L’ISW a cartographié 37,85 kilomètres carrés de gains russes confirmés en juillet, ou 121,56 en intégrant les infiltrations, très en deçà des 455,74 kilomètres carrés conquis par la Russie en juillet 2025. Des infiltrations répétées autour de Kostiantynivka n’ont pas permis de s’emparer de la ville.
L’état-major général ukrainien a estimé à 42 860 les pertes russes en juillet, le total mensuel le plus élevé rapporté en 2026, soit, selon le calcul de l’ISW, environ 1 132 pertes par kilomètre carré conquis.
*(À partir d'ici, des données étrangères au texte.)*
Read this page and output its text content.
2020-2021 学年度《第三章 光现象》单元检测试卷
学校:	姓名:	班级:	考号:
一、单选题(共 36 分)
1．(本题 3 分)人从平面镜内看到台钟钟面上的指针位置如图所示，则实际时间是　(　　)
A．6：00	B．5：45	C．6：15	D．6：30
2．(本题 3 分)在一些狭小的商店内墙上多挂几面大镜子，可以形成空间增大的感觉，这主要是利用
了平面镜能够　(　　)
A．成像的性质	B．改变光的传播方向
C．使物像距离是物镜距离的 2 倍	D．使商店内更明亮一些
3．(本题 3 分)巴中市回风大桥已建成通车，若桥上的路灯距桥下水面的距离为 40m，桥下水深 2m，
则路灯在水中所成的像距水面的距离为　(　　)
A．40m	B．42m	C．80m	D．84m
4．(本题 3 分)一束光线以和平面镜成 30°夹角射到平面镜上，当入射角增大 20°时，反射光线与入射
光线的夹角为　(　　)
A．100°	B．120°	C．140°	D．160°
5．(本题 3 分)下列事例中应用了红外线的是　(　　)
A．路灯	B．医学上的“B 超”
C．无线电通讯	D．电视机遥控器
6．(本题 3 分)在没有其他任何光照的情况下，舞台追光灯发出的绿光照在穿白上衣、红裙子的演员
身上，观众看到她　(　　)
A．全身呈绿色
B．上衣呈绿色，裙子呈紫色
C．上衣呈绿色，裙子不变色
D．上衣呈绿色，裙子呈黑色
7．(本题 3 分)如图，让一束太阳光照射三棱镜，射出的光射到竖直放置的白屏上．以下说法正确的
Cette estimation ne peut être vérifiée de manière indépendante. L’ISW attribue ce ralentissement aux contre-attaques ukrainiennes, aux frappes de portée intermédiaire et à la domination des drones, qui restreignent les mouvements de véhicules et les manœuvres mécanisées russes.
La Russie compense au-dessus du champ de bataille. L’ISW a indiqué que la Russie consommait ses missiles balistiques plus vite que son estimation de production mensuelle, recourant de plus en plus aux missiles S-400 et Tsirkon dans des rôles d’attaque au sol pour compenser ces pénuries. Son déluge de feu du 31 juillet au 1er août s’est concentré sur l’oblast de Kyiv, afin d’exploiter la pénurie ukrainienne d’intercepteurs Patriot : neuf personnes ont été tuées et au moins 27 blessées dans le seul district de Solomianskyï, à Kyiv, dont quatre enfants, après que l’Ukraine n’eut intercepté qu’un seul des 27 missiles balistiques tirés cette nuit-là.
Incapable de percer sur le terrain, la Russie s’efforce désormais d’épuiser les stocks limités d’intercepteurs ukrainiens plus vite que les alliés occidentaux ne peuvent les remplacer.